La Chambre des Lords — avec laquelle nous avons tant en commun et dont nous nous inspirons — a abordé la question de l’honneur personnel soulevée par le sénateur Plett. Je me permets de citer le code de la Chambre des Lords :

[...] l’expression « honneur personnel » est en fin de compte l’expression du sentiment de la Chambre dans son ensemble quant aux normes de conduite attendues de chacun de ses membres [...] les membres ne peuvent pas simplement s’en remettre à ce qui leur apparaît être honorable. Ils sont tenus d’agir conformément aux normes attendues par la Chambre dans son ensemble.
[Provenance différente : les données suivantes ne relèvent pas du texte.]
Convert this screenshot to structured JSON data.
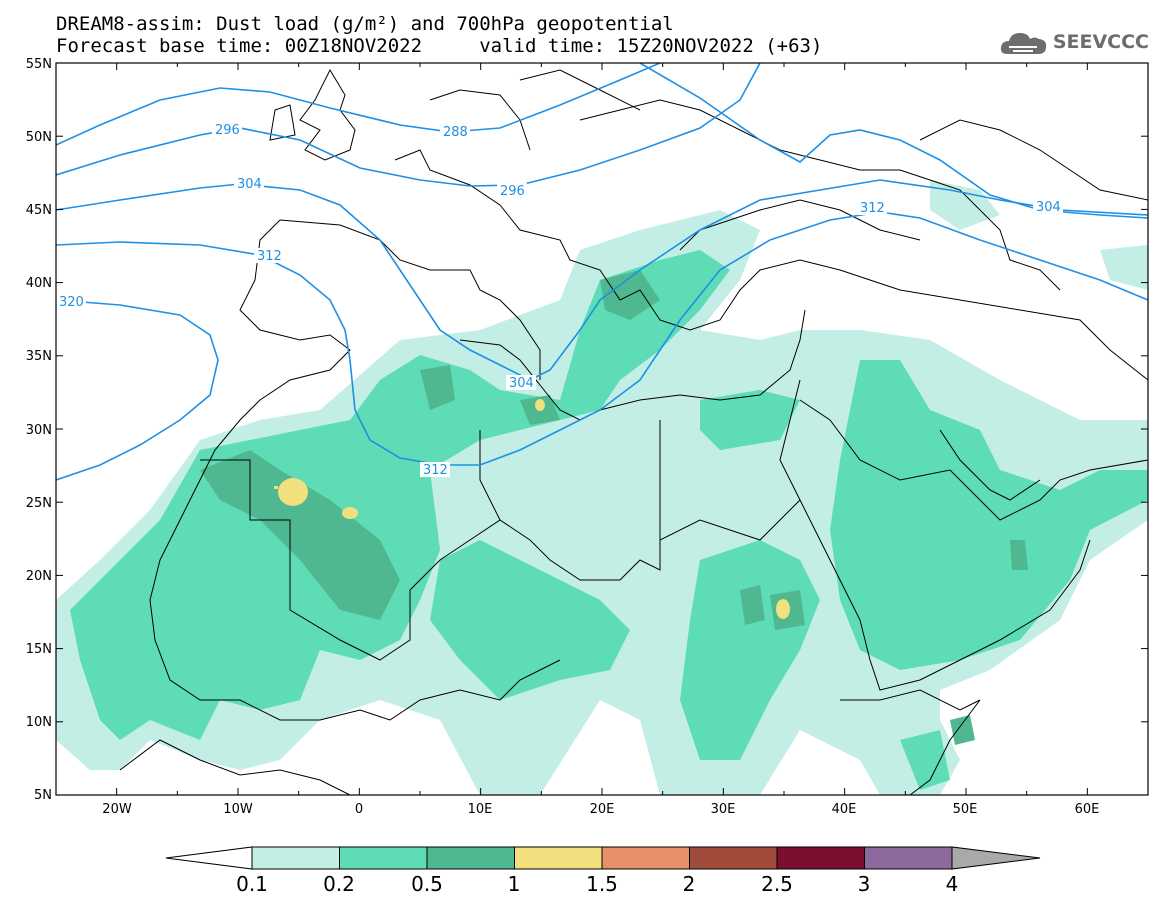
{
  "header": {
    "line1": "DREAM8-assim: Dust load (g/m²) and 700hPa geopotential",
    "line2": "Forecast base time: 00Z18NOV2022     valid time: 15Z20NOV2022 (+63)"
  },
  "logo": {
    "text": "SEEVCCC",
    "icon": "cloud-icon"
  },
  "map": {
    "lon_range": [
      -25,
      65
    ],
    "lat_range": [
      5,
      55
    ],
    "lat_labels": [
      "55N",
      "50N",
      "45N",
      "40N",
      "35N",
      "30N",
      "25N",
      "20N",
      "15N",
      "10N",
      "5N"
    ],
    "lon_labels": [
      "20W",
      "10W",
      "0",
      "10E",
      "20E",
      "30E",
      "40E",
      "50E",
      "60E"
    ],
    "contour_labels": [
      "296",
      "288",
      "304",
      "296",
      "312",
      "304",
      "320",
      "312",
      "312",
      "304"
    ]
  },
  "colorbar": {
    "labels": [
      "0.1",
      "0.2",
      "0.5",
      "1",
      "1.5",
      "2",
      "2.5",
      "3",
      "4"
    ],
    "colors": [
      "#c3eee6",
      "#5ddcb5",
      "#4fb890",
      "#f1e07d",
      "#e8906a",
      "#a14b3a",
      "#7a0f2e",
      "#8d6a9e"
    ],
    "under_color": "#ffffff",
    "over_color": "#a9a9a9"
  },
  "colors": {
    "contour": "#1e90e6",
    "coast": "#000000"
  }
}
L’« honneur personnel » est donc [...] une question qui concerne chacun des sénateurs, sous réserve du sentiment et de la culture de la Chambre dans son ensemble.

Votre Honneur, en tout respect, je considère que ce devrait être notre approche. Pour que ce soit clair, la conduite de certains sénateurs, que j’ai longuement décrite dans mon discours ce mardi, ne respectait absolument pas cette norme et, par conséquent, portait atteinte au privilège des sénateurs et jetait le déshonneur sur notre honorable institution. Votre Honneur, c’est avec le plus grand respect que je m’en remets à vous et que j’attends votre décision. Merci.

Son Honneur la Présidente [ + ]

Encore une fois, je remercie tout le monde. Conformément à l’article 2-5(1) du Règlement, je vais prendre la question en délibéré.